UM_FHS at the CLEF 2025 SimpleText Track: Comparing No-Context and Fine-Tune Approaches for GPT-4.1 Models in Sentence and Document-Level Text Simplification
Primoz Kocbek, Gregor Stiglic
TL;DR
The paper investigates scientific text simplification at sentence and document levels by comparing no-context prompting and fine-tuning across GPT-4.1 variants on Cochrane-derived data. It uses SARI, BLEU, FKGL, and compression to evaluate performance, revealing that no-context GPT-4.1-mini provides the strongest and most consistent results, while fine-tuned smaller models offer limited gains and occasional strengths in document-level tasks.

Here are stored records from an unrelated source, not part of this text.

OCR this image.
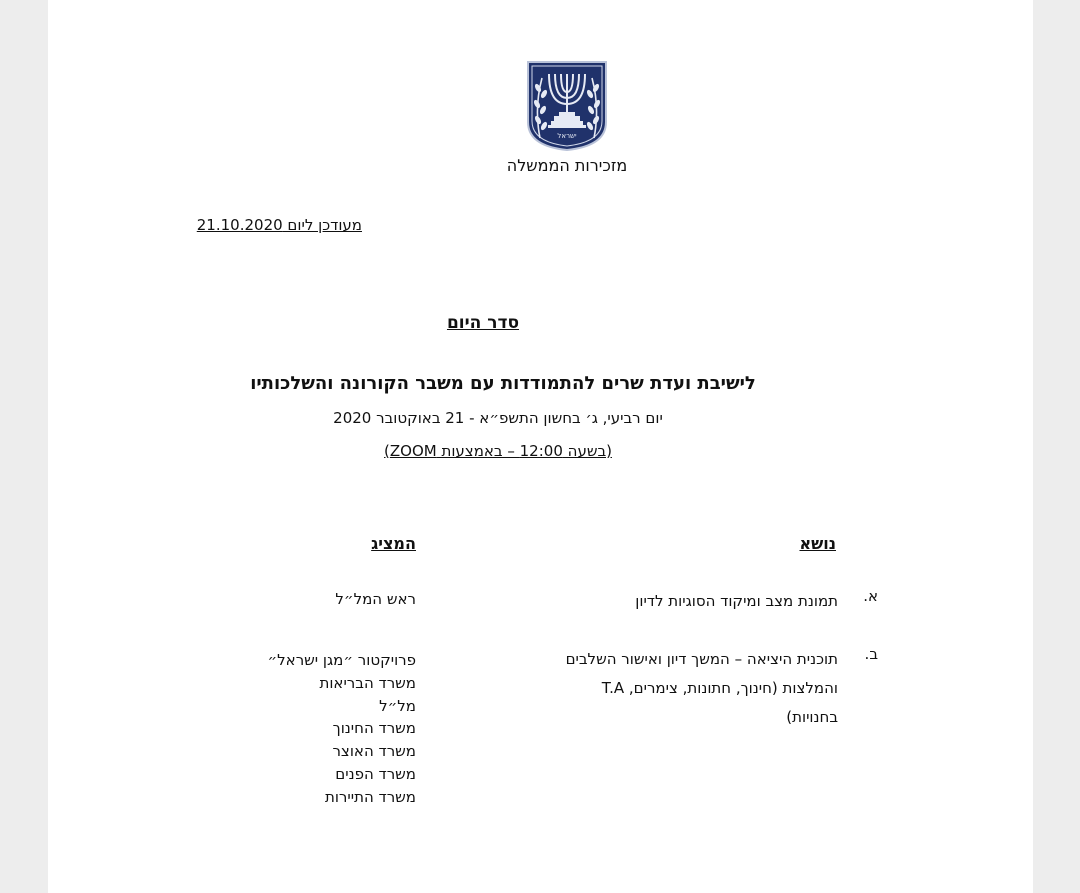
ישראל
מזכירות הממשלה
מעודכן ליום 21.10.2020
סדר היום
לישיבת ועדת שרים להתמודדות עם משבר הקורונה והשלכותיו
יום רביעי, ג׳ בחשון התשפ״א - 21 באוקטובר 2020
(בשעה 12:00 – באמצעות ZOOM)
נושא
המציג
א.
תמונת מצב ומיקוד הסוגיות לדיון
ראש המל״ל
ב.
תוכנית היציאה – המשך דיון ואישור השלבים והמלצות (חינוך, חתונות, צימרים, T.A בחנויות)
פרויקטור ״מגן ישראל״
משרד הבריאות
מל״ל
משרד החינוך
משרד האוצר
משרד הפנים
משרד התיירות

Cost considerations favor smaller fine-tuned models, but overall gains are modest and highly dependent on task granularity and prompting. The work highlights critical roles for model selection and prompt design in biomedical text simplification and points to future work on prompt strategy refinement and broader human evaluation.
Abstract
This work describes our submission to the CLEF 2025 SimpleText track Task 1, addressing both sentenceand document-level simplification of scientific texts. The methodology centered on using the gpt-4.1, gpt-4.1mini, and gpt-4.1-nano models from OpenAI. Two distinct approaches were compared: a no-context method relying on prompt engineering and a fine-tuned (FT) method across models. The gpt-4.1-mini model with no-context demonstrated robust performance at both levels of simplification, while the fine-tuned models showed mixed results, highlighting the complexities of simplifying text at different granularities, where gpt-4.1-nano-ft performance stands out at document-level simplification in one case.